North American Network Operators Group

Date Prev | Date Next | Date Index | Thread Index | Author Index | Historical

Re: flap flap: AS 10916

  • From: John Todd
  • Date: Fri Aug 11 17:04:33 2000

A heavily flapping AS struck my curiosity: AS 10916.

Somehow, AS 6138 constantly appears and disappears out of the
path leading through AS 1239 - the other path to them via AS 701
is barely flapping at all.

# sh ip bgp regexp 10916
Network Next Hop Metric LocPrf Weight Path
*d censored 95 110 0 13789 1239 10916 i
*> censored 98 100 0 701 10916 i

And every few minutes:

*d censored 95 110 0 13789 1239 6138 10916 i
*> censored 98 100 0 701 10916 i

What could be the cause for an AS appearing/disappearing in a path
every few minutes?

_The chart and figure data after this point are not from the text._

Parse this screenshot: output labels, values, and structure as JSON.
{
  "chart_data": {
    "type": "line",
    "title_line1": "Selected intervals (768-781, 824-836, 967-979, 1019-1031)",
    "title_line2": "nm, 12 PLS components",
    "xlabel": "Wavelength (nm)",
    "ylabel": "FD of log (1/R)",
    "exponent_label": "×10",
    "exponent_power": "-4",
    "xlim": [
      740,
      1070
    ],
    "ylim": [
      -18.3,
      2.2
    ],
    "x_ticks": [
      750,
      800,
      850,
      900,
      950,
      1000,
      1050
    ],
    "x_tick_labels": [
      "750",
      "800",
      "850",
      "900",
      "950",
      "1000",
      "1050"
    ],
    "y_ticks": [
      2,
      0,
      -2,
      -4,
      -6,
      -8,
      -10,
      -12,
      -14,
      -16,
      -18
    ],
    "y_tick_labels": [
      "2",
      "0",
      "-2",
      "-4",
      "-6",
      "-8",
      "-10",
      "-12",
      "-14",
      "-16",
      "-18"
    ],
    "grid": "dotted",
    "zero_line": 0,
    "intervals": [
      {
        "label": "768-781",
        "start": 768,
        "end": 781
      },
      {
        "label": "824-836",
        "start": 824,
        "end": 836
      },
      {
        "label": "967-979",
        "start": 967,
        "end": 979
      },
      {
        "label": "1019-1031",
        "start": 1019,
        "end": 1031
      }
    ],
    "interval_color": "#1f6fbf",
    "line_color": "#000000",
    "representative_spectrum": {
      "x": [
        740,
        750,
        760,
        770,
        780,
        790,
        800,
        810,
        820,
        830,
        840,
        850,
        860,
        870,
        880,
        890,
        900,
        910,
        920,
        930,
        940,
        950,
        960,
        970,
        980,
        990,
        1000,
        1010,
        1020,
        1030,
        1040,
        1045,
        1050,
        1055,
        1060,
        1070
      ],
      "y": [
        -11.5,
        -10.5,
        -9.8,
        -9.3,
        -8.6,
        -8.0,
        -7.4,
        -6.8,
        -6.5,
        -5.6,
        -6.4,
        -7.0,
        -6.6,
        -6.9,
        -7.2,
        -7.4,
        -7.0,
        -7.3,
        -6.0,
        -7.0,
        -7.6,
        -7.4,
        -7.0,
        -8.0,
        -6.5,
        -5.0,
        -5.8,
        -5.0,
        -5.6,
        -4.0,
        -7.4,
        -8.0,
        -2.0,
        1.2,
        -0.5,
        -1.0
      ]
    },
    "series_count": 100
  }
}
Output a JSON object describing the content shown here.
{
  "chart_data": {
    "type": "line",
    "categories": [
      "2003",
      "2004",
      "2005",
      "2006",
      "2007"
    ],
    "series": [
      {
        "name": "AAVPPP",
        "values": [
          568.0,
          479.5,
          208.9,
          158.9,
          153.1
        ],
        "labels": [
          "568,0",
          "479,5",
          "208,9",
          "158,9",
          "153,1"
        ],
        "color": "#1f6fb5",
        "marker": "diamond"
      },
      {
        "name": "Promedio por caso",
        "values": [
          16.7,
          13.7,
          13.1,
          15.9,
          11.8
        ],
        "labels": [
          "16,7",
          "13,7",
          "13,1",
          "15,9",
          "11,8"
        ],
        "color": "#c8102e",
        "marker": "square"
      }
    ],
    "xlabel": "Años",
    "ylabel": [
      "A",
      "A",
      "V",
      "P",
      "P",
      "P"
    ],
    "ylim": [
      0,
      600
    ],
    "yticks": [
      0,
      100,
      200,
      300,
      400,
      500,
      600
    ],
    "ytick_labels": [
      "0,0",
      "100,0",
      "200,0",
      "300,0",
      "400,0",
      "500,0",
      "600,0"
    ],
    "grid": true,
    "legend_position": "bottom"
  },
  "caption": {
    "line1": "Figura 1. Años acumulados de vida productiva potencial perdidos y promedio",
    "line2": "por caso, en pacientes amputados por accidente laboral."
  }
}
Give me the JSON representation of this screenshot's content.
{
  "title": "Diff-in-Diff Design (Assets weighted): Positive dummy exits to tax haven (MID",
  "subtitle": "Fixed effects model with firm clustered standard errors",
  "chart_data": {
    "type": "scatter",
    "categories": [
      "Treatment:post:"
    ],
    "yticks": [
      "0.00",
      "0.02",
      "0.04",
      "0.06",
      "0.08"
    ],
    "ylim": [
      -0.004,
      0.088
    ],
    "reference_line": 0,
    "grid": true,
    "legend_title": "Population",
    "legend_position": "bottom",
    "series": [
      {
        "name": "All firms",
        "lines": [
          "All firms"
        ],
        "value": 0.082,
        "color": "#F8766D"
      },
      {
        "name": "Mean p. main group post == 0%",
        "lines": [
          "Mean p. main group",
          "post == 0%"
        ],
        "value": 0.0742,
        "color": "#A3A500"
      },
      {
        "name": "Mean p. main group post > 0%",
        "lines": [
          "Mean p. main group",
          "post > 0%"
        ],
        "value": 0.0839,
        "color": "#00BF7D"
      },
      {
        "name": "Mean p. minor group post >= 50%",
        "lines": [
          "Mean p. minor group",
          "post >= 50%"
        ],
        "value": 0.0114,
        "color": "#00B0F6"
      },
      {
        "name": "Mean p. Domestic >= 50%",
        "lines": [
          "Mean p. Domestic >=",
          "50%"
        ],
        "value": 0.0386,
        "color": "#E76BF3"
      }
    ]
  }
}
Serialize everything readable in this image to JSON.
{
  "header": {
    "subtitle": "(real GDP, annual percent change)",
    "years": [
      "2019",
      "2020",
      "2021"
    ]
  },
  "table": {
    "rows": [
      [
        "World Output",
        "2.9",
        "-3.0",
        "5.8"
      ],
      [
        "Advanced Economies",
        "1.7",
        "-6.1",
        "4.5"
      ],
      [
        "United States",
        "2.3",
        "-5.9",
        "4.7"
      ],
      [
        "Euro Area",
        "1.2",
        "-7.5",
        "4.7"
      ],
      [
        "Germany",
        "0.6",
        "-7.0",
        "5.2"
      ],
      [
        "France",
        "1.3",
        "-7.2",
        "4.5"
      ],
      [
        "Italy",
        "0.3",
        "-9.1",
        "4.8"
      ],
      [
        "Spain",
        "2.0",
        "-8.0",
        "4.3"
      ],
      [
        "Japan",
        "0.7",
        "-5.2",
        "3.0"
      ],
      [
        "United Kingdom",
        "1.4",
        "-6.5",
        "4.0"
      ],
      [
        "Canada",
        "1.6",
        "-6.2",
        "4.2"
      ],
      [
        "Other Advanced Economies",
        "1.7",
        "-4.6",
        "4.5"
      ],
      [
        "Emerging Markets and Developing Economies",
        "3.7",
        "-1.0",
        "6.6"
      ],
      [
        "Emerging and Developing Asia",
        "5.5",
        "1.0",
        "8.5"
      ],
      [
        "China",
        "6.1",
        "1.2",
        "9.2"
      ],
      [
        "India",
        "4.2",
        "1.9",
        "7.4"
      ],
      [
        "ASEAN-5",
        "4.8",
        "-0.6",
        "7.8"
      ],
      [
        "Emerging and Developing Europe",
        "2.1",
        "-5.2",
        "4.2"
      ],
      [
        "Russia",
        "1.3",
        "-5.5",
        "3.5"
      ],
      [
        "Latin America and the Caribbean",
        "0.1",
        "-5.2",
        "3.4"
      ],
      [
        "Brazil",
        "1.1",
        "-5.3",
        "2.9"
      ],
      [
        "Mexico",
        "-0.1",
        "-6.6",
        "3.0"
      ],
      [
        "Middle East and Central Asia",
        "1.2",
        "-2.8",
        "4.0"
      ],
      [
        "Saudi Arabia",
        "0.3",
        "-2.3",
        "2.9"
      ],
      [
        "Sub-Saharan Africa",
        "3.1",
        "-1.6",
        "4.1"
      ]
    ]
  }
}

Is it really AS 6138 that is flapping for 10916?
For some reason they prefer the indirect route through 6138 to 1239
(SprintLink), instead of their direct connection to 1239. These are
the times when such a peer should be shut down for the sanity of the
rest of the network.


Easily identified (but certainly not complete catalog of) reasons for such a flap that come to mind knowing nothing else about them other than what you describe above:

(a) Router with insufficient memory for full BGP table from that view perspective (it fills up to memory capacity, collapses, BGP is reset, routes flap, wash, rinse, repeat)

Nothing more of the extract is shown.